Карасев выбрался из арыка и, укрывшись в густом кустарнике, вылил жидкость из ботинок и, как мог, отжал одежду. Холод пробирал до костей, так как свой бушлат и черную вязаную шапку он оставил на последней позиции, как и боезапас, стараясь максимально облегчить свой вес для передвижения в тесноте арыка. Сейчас у него было только два магазина к автомату и одна «эфка». И мокрый камуфляж на крепком жилистом теле…
Сержант достал из внутреннего кармана разгрузки карту, упакованную в непромокаемый пакет, и быстро сориентировался на местности. Чтобы добраться до своих, ему нужно было преодолеть обширный пустырь, за которым начинались поля совхоза «Родина», и выйти на улицу Кольцова. Рассчитывая уйти с наступлением темноты, Карасев затаился в кустарнике.
Но вскоре через мост, перекрывающий желоб арыка, началось усиленное движение. Боевики, пригибаясь, небольшими группами, перебежками двигались в сторону Старопромысловского шоссе, рассыпаясь по близлежащим кварталам.

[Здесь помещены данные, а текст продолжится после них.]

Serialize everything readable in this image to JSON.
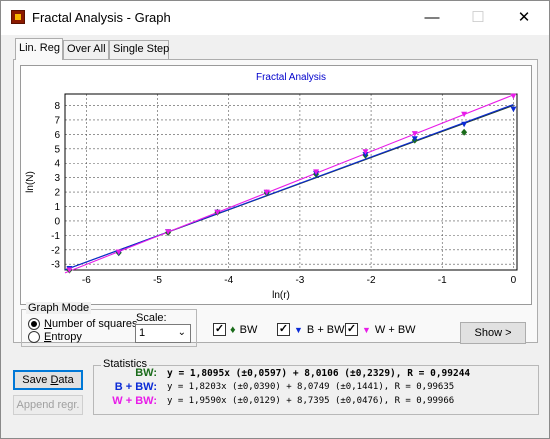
{
  "window": {
    "title": "Fractal Analysis - Graph",
    "minimize": "—",
    "maximize": "☐",
    "close": "✕"
  },
  "tabs": [
    {
      "label": "Lin. Reg",
      "active": true
    },
    {
      "label": "Over All",
      "active": false
    },
    {
      "label": "Single Step",
      "active": false
    }
  ],
  "colors": {
    "bw": "#1a6b1a",
    "b_bw": "#0b2bd6",
    "w_bw": "#e81ce8",
    "fit_bw": "#1f3a3a"
  },
  "chart_data": {
    "type": "scatter",
    "title": "Fractal Analysis",
    "xlabel": "ln(r)",
    "ylabel": "ln(N)",
    "xlim": [
      -6.3,
      0.05
    ],
    "ylim": [
      -3.4,
      8.8
    ],
    "xticks": [
      -6,
      -5,
      -4,
      -3,
      -2,
      -1,
      0
    ],
    "yticks": [
      -3,
      -2,
      -1,
      0,
      1,
      2,
      3,
      4,
      5,
      6,
      7,
      8
    ],
    "grid": true,
    "series": [
      {
        "name": "BW",
        "marker": "diamond",
        "color": "#1a6b1a",
        "x": [
          -6.238,
          -5.545,
          -4.852,
          -4.159,
          -3.466,
          -2.773,
          -2.079,
          -1.386,
          -0.693
        ],
        "y": [
          -3.4,
          -2.2,
          -0.8,
          0.6,
          1.95,
          3.25,
          4.55,
          5.6,
          6.15
        ]
      },
      {
        "name": "B + BW",
        "marker": "triangle-down",
        "color": "#0b2bd6",
        "x": [
          -6.238,
          -5.545,
          -4.852,
          -4.159,
          -3.466,
          -2.773,
          -2.079,
          -1.386,
          -0.693,
          0
        ],
        "y": [
          -3.3,
          -2.2,
          -0.75,
          0.6,
          1.95,
          3.3,
          4.6,
          5.7,
          6.7,
          7.75
        ]
      },
      {
        "name": "W + BW",
        "marker": "triangle-down",
        "color": "#e81ce8",
        "x": [
          -6.238,
          -5.545,
          -4.852,
          -4.159,
          -3.466,
          -2.773,
          -2.079,
          -1.386,
          -0.693,
          0
        ],
        "y": [
          -3.4,
          -2.15,
          -0.75,
          0.6,
          2.0,
          3.4,
          4.8,
          6.05,
          7.4,
          8.65
        ]
      }
    ],
    "fits": [
      {
        "name": "BW",
        "slope": 1.8095,
        "intercept": 8.0106,
        "color": "#1f3a3a"
      },
      {
        "name": "B + BW",
        "slope": 1.8203,
        "intercept": 8.0749,
        "color": "#0b2bd6"
      },
      {
        "name": "W + BW",
        "slope": 1.959,
        "intercept": 8.7395,
        "color": "#e81ce8"
      }
    ]
  },
  "graph_mode": {
    "label": "Graph Mode",
    "opt1_prefix": "N",
    "opt1_rest": "umber of squares",
    "opt1_selected": true,
    "opt2_prefix": "E",
    "opt2_rest": "ntropy",
    "opt2_selected": false
  },
  "scale": {
    "label": "Scale:",
    "value": "1"
  },
  "checks": [
    {
      "label": "BW",
      "glyph": "♦",
      "checked": true,
      "color": "#1a6b1a"
    },
    {
      "label": "B + BW",
      "glyph": "▼",
      "checked": true,
      "color": "#0b2bd6"
    },
    {
      "label": "W + BW",
      "glyph": "▼",
      "checked": true,
      "color": "#e81ce8"
    }
  ],
  "check_mark": "✓",
  "show_button": "Show >",
  "save_button": {
    "prefix": "Save ",
    "mnemonic": "D",
    "rest": "ata"
  },
  "append_button": "Append regr.",
  "statistics": {
    "label": "Statistics",
    "rows": [
      {
        "label": "BW:",
        "equation": "y = 1,8095x (±0,0597) +  8,0106 (±0,2329), R = 0,99244"
      },
      {
        "label": "B + BW:",
        "equation": "y = 1,8203x (±0,0390) +  8,0749 (±0,1441), R = 0,99635"
      },
      {
        "label": "W + BW:",
        "equation": "y = 1,9590x (±0,0129) +  8,7395 (±0,0476), R = 0,99966"
      }
    ]
  }
}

Прямо перед убежищем Карасева резко затормозил «УАЗ», из которого выпрыгнули два «чеха». Они тут же присели на корточки, осматриваясь, а автомобиль, завизжав покрышками на мокром асфальте, умчался дальше.
Сержант лихорадочно зашарил рукой по карману разгрузки, в котором лежал глушитель к автомату, и, рывком выдернув его из чехла, навинтил на ствол.
«Духи», проводив взглядами умчавшийся «УАЗ», направились прямиком к убежищу Карасева, намереваясь, очевидно, отсидеться в этих же кустах.